Teeth grinding, you make another 38-mile round trip to the hardware store the next day and buy another wire brush in a cardboard box with red and black lettering. Now, you should be good to go.
As the hot afternoon turns breezy, you bring the ladder from behind the garage, heft it to the roofline, and pursue this task in earnest.
By law, chimneys need to top off at least 2 feet above the roof peak. Because the stove is situated in the corner of the house, that means the pipe extends some 12 feet up from its low and humble origin point. Three galvanized sections are supported by two long galvanized rods that extend from the middle of this mighty pipe tower and are secured to the roof. The roof, by the way, climbs at 40 degrees, also known as a 10/12 pitch.
The pipe sections and rods are diligently unscrewed and unbolted, with all the screws and bolts and associated sockets and wrenches stashed in front and back jean pockets.
At 5 feet off the roof, the top two pipe sections are now ready to be removed. Leaning into the lower section, with feet on each side of the pipe, you grip with your thighs and feel the breeze gusting. The now unbolted, unscrewed, 50-pound pipe tower shifts and shakes with the wind.
It’s a moment of contemplative pause and decision-making:
- Time the pipe removal with a let-up in the breeze?
- Leave the unbolted, unscrewed pipe unattended and wait for an additional hand, say, from the boyfriend or the son?
- Rebolt and rescrew the pipe tower, and further assess safety aspects and risk management?
Opting for the first option, for two satisfying seconds, all is well. The pipe comes free and you can briefly glimpse the task completed, with pipe sections scrubbed and resecured. Self-congratulatory beer practically in hand. But the wind pulls the section one way, then the other, then out of your hands. It tumbles onto the roof and rolls downward. Please don’t let it be damaged, you implore the chimney sweeping gods. It lands on the ground without dents – Hooray! But it took the ladder with it.
And there you are.

Cell phones are electronic leashes and much has been written about the pitfalls of our reliance on, and some say addiction to, these dismal gadgets. But they are especially useful when you’re stuck on a roof, with no one home and no neighbors. Even drivers by, way down on the county road, would never notice your remonstrations. The dogs and horses look up and then carry on with being dogs and horses. The sprinkler sprinkles. The ducks, momentarily unsettled by the tumbling ladder, quack contentedly in the shade of a tree.

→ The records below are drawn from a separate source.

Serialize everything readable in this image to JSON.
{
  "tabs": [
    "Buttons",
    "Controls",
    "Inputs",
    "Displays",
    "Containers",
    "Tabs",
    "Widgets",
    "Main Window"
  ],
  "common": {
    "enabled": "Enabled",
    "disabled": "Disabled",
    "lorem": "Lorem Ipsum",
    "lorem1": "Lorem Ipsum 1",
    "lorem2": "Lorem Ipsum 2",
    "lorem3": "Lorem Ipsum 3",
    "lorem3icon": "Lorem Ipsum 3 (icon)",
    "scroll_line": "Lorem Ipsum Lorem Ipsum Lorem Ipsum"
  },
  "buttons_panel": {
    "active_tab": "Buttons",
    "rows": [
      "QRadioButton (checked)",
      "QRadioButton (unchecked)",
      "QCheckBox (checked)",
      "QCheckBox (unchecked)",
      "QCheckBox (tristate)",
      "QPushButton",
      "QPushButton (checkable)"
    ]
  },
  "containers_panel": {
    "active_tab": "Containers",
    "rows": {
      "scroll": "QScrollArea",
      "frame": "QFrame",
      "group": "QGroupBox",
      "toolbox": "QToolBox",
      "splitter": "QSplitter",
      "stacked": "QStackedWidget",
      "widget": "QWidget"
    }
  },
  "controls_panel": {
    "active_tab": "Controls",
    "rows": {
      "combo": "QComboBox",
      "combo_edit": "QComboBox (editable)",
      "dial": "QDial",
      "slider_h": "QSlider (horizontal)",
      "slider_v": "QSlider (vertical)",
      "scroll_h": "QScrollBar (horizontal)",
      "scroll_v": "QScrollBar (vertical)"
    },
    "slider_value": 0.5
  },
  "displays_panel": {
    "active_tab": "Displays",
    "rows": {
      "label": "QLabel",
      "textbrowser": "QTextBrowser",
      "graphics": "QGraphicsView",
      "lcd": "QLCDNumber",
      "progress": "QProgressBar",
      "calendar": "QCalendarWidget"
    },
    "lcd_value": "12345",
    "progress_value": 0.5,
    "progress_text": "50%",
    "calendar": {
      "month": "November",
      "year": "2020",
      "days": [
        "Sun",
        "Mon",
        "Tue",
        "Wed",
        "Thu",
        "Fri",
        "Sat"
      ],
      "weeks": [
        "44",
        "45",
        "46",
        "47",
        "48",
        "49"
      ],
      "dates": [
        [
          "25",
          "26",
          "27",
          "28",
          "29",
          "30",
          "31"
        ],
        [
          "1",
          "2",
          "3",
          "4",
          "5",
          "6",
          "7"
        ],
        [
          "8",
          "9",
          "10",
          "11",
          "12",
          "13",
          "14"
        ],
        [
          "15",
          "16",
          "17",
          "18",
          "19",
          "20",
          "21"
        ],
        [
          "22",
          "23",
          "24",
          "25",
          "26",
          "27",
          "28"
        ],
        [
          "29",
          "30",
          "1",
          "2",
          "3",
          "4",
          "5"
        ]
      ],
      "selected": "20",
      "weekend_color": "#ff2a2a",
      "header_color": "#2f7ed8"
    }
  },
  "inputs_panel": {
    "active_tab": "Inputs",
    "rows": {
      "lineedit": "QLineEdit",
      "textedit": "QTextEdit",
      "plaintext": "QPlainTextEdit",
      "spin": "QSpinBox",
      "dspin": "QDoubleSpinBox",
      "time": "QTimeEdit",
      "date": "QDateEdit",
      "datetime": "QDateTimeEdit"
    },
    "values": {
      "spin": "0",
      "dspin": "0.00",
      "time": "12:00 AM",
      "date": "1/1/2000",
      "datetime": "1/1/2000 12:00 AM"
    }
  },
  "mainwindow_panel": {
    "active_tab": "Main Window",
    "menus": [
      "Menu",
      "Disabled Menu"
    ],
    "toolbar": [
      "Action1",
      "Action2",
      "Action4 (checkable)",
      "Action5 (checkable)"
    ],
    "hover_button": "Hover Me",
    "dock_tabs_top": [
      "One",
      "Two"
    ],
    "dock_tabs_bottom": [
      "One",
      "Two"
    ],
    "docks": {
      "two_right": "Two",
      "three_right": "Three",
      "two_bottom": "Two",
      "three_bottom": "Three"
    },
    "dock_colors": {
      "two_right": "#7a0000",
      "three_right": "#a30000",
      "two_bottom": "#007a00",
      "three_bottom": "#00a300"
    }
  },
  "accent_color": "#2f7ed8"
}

Apologizing to the phone for all your disparaging remarks over two decades, you call your son.
Before he arrives, there is self-talk:
C’mon. Be resourceful. Be brave. Make like you didn’t have a phone stuffed in your back pocket, with all those screws and bolts. This is the kind of moment you should cherish as it offers a chance to show off some god-dang rugged individualism.
With one of the support rods, you fetch a lariat off the side of the house, where it hung for roping practice. The ladder, like a prostrate calf, refuses to be roped. But the picnic table is upright and willing. You swing and miss. You rebuild your loop and swing again. The far leg is caught. With calculated hefts, you pull it close enough to jump — or, say, fall onto.
This plucky plan is interrupted when the good son arrives. Dogs and horses perk up their ears as if to say, “to what do we owe this pleasure?”
He snaps an image for posterity (or proof of tomfoolery) and props up the ladder.
Upon inspection, the pipe is pretty darn creosote-free and doesn’t need to be cleaned.
Upon inspection, the twice-bought wire brush is for larger stove pipes and won’t fit anyhow.
One aspect of working alone is that there tends to be room in your mind for contemplations of all kinds. Not just, how long until beer thirty? But how is time best spent? How can one manage a day with efficiency and grace? Are most projects just means to ends, or is there satisfaction and meaning in the meanwhile? Or, in this particular case, is it all just a giant, effortful waste of time?
As the sun dips toward the horizon and the wind calms, the boyfriend returns from work and graciously helps reinstall the pipe tower. The ladder goes back behind the garage and the tools find their rightful storage spots.
The unused wire brush will go back to the hardware store, along with the other unused wire brush that was found unharmed, along the highway, on the way to the brewery.
Maddy Butcher lives in Montezuma County.